Is it all talk? Smaller rate increases are closer to a pause than an acceleration of rate increases. In my view, tough talk costs you nothing — and with inflation coming down and real wages falling, continued job growth is the only fly in the ointment right now. The Fed’s next move is pretty obvious amid a constant drumbeat of layoffs, a slowing economy and ubiquitous talk of recession. We’re just now beginning to feel the impact of the Fed’s tightening from last year. The fed funds rate will likely get close to — but not over — 5%, but all the current negativity means we will probably see another 0.25% increase at the next meeting plus a clear signal of a pause.

How long we stay at these levels is another matter. If gas prices continue to rise, inflation will remain elevated and force the Fed to remain at these levels longer. The latest increase should be the next or next-to-last, barring any significant, unforeseen development. Chairman Powell’s recent comments were less hawkish than others he’s made recently, and the handwriting is on the wall: We’re pretty close to a new normal, but how long we remain there is anyone’s guess.

As mentioned, employment continues to be a thorn in the Fed’s side. The ADP report came in at +106,000 for January, which was less than half the 235,000 we saw in December (a welcomed signal). But the latest Bureau of Labor Statistics (BLS) employment situation report blew the doors off the consensus estimates of +187,000, coming in at +517,000, with unemployment staying low at 3.4%.

The Job Openings and Labor Turnover Survey (JOLTS) number for December came in at 11 million and has been over 10 million for nearly a year, despite all the high-profile layoffs. Just as in the jobs report, the largest increase in job openings on the JOLTS report was in hospitality and food services. I’m wondering if a recession will impact higher-paid workers more while lower-paying leisure, retail and food sectors will have jobs available for anyone who wants one. Will we see unemployment rise while openings remain elevated as higher-compensated workers collect unemployment benefits and lower-paying service jobs remain unfilled? This scenario can occur, and if the Fed is looking for job growth to weaken, it might be waiting for a while.

Markets keep chugging

Markets had their best January since 2019, and the upward momentum has spilled into a strong start to February thanks to the dovish Fed last week. Earnings haven’t been as awful as expected, and there have even been some significant surprises to the upside. Overall, 29% of the companies in the S&P 500 had reported their fourth-quarter results as of the end of last week. Of these companies, 69% have reported actual earnings per share (EPS) above estimates, which is still below the five-year average of 77% and the 10-year average of 73%. In aggregate, companies are reporting earnings that are 1.5% above estimates.

We are back to the market trying to outthink and outmaneuver the Fed. Remember last August when Chairman Powell stopped the markets by stating that the Fed was nowhere near pausing? Last week he signaled we were closer to the end with rate hikes, and thanks to the resiliency of U.S. companies, we are at levels where we can actually have a strong year, barring any significant events.
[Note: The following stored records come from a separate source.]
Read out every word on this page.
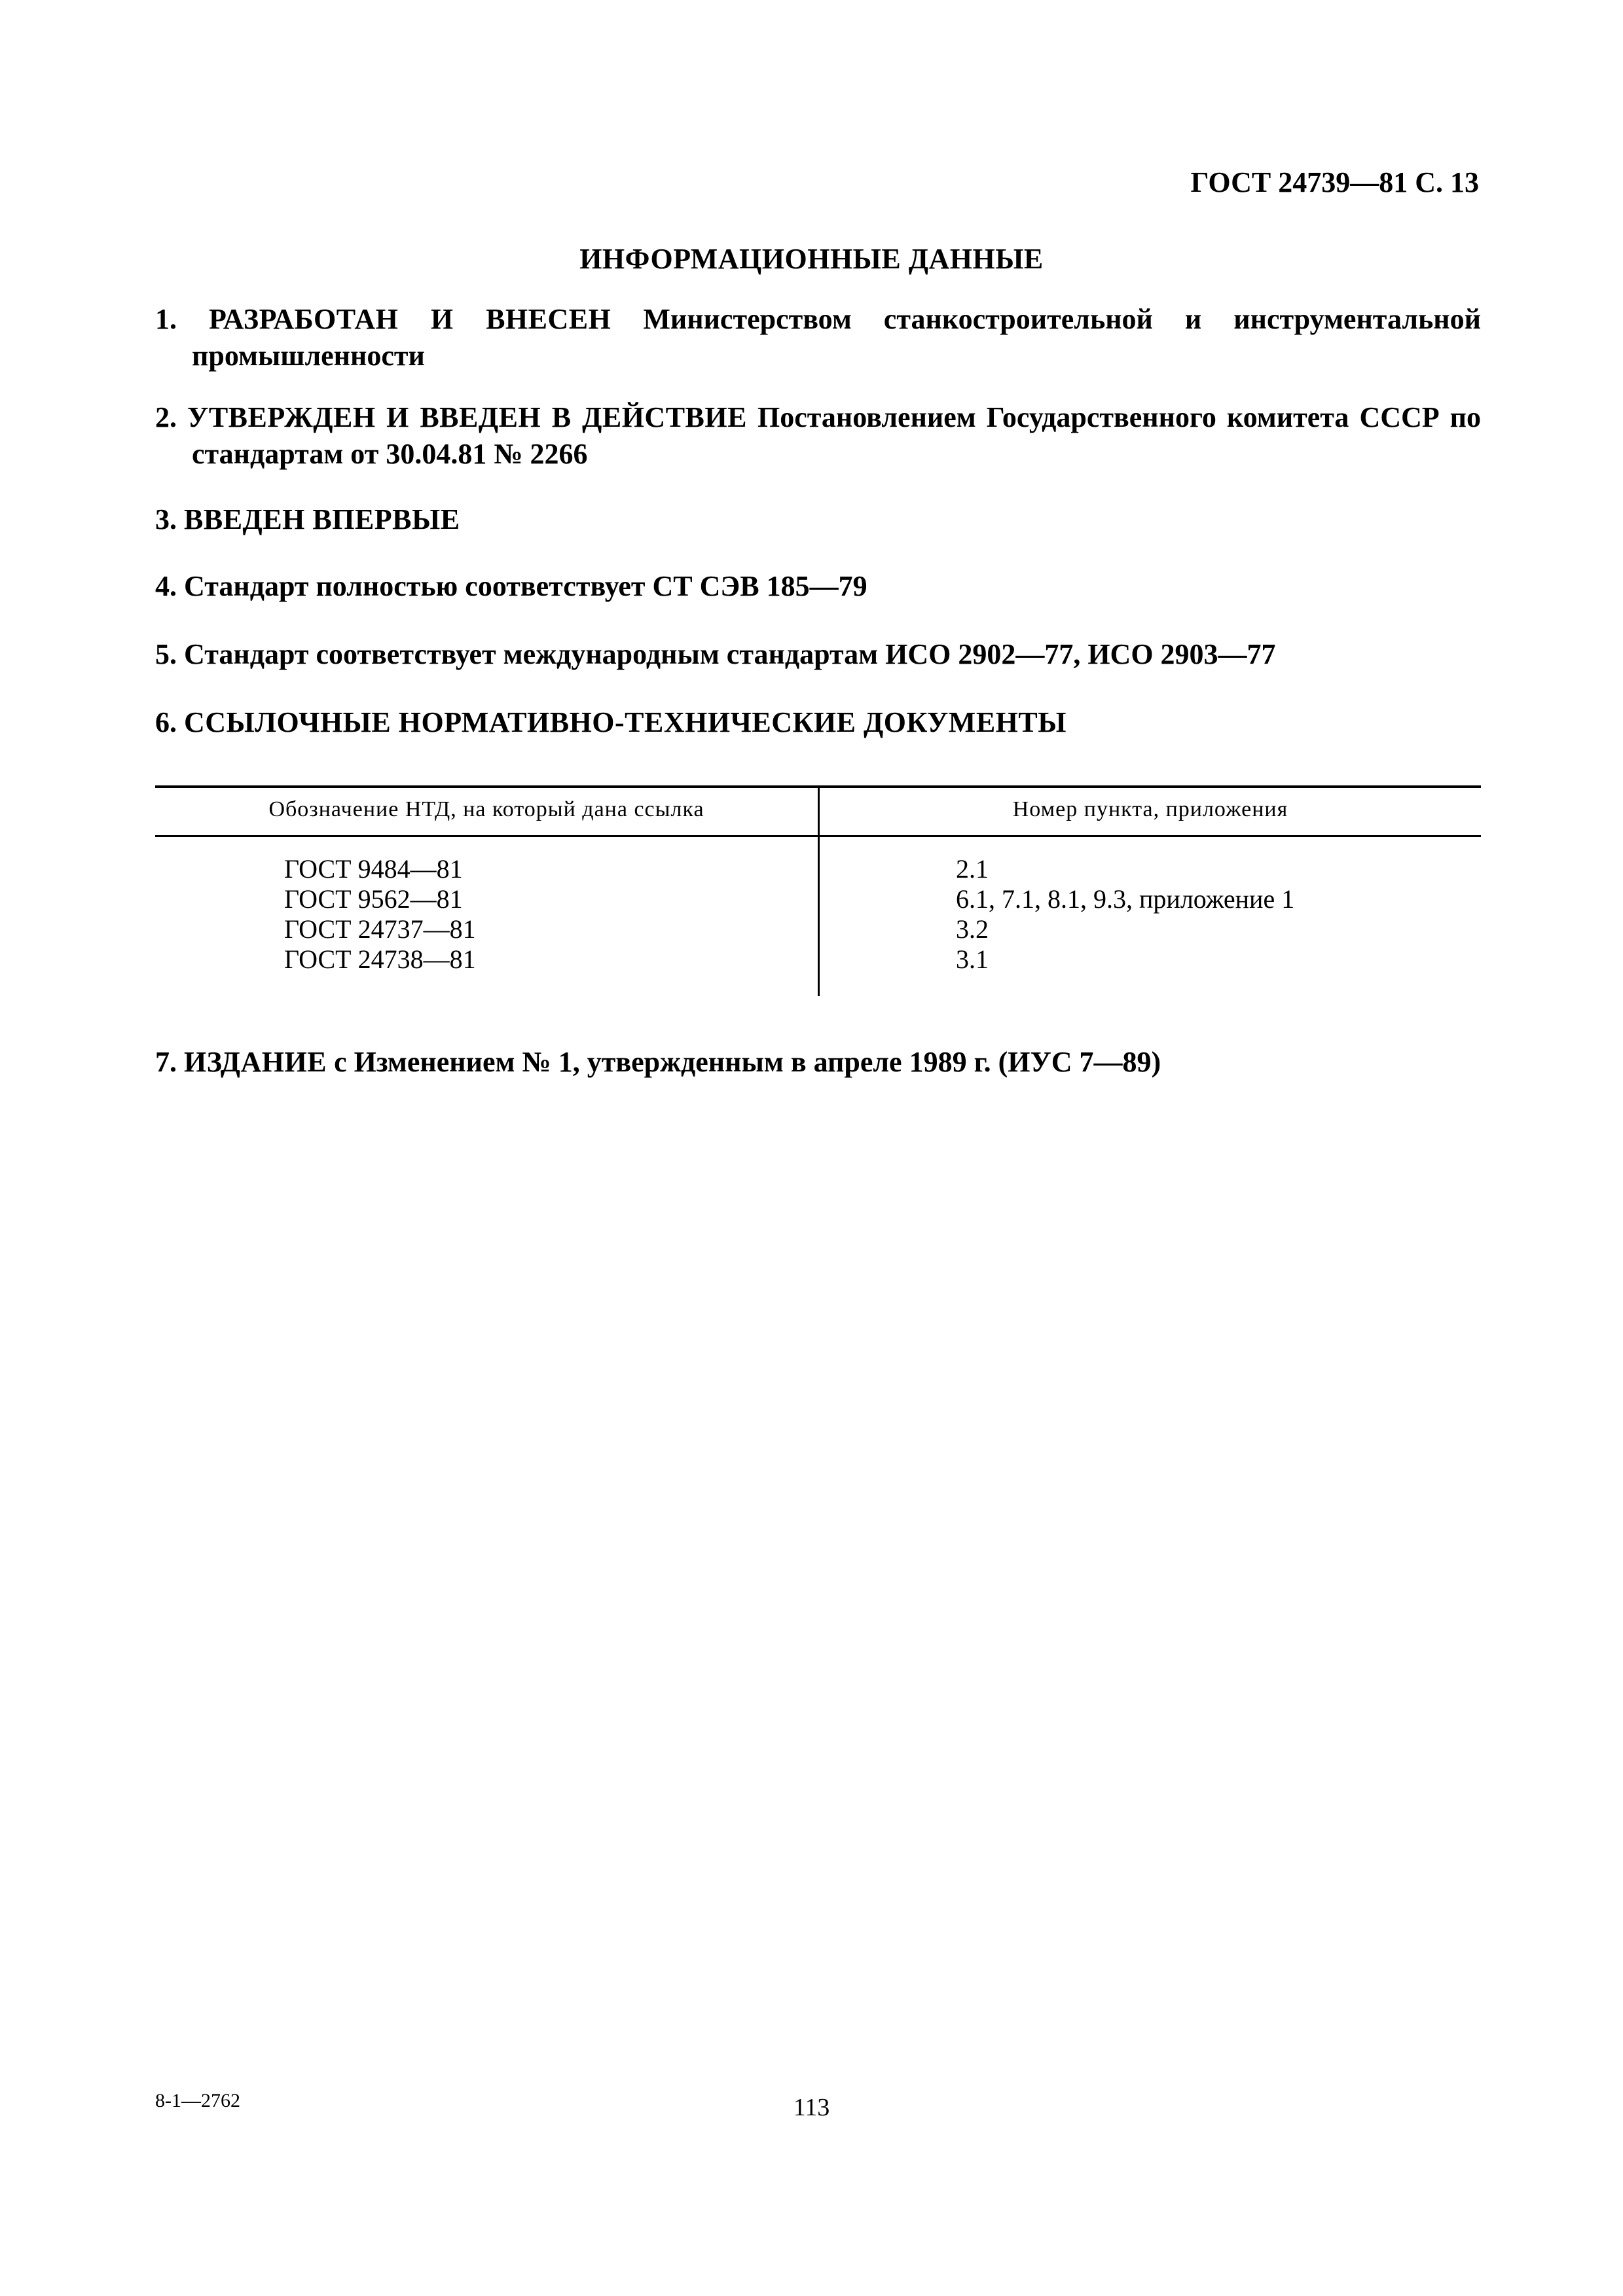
ГОСТ 24739—81 С. 13
ИНФОРМАЦИОННЫЕ ДАННЫЕ
1. РАЗРАБОТАН И ВНЕСЕН Министерством станкостроительной и инструментальной промышленности
2. УТВЕРЖДЕН И ВВЕДЕН В ДЕЙСТВИЕ Постановлением Государственного комитета СССР по стандартам от 30.04.81 № 2266
3. ВВЕДЕН ВПЕРВЫЕ
4. Стандарт полностью соответствует СТ СЭВ 185—79
5. Стандарт соответствует международным стандартам ИСО 2902—77, ИСО 2903—77
6. ССЫЛОЧНЫЕ НОРМАТИВНО-ТЕХНИЧЕСКИЕ ДОКУМЕНТЫ
Обозначение НТД, на который дана ссылка	Номер пункта, приложения
ГОСТ 9484—81
ГОСТ 9562—81
ГОСТ 24737—81
ГОСТ 24738—81
2.1
6.1, 7.1, 8.1, 9.3, приложение 1
3.2
3.1
7. ИЗДАНИЕ с Изменением № 1, утвержденным в апреле 1989 г. (ИУС 7—89)
8-1—2762	113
But just as I say that, we should all keep in mind that something unforeseen can pop up at any time. For now, the S&P 500 is over 4,100 and headed up and should handle a significant event better than at a wobbly 3,100. This market and U.S. companies have scratched and clawed to stay in the game for a moment like this, and even though earnings are weaker than expected, they aren’t completely awful.

Coming this week

  • This will be a pretty light week for data — a good thing following a week filled with the Fed decision, jobs data and high-profile earnings.
  • We’ll hear from two Fed speakers this week: John Williams on Wednesday and Patrick Harker on Friday. Will their comments echo Powell’s?
  • Other data this week includes consumer credit (Tuesday), wholesale inventories (Wednesday), unemployment claims (Thursday) and consumer sentiment (Friday).
  • Additional fourth-quarter earnings reports will continue to come in this week.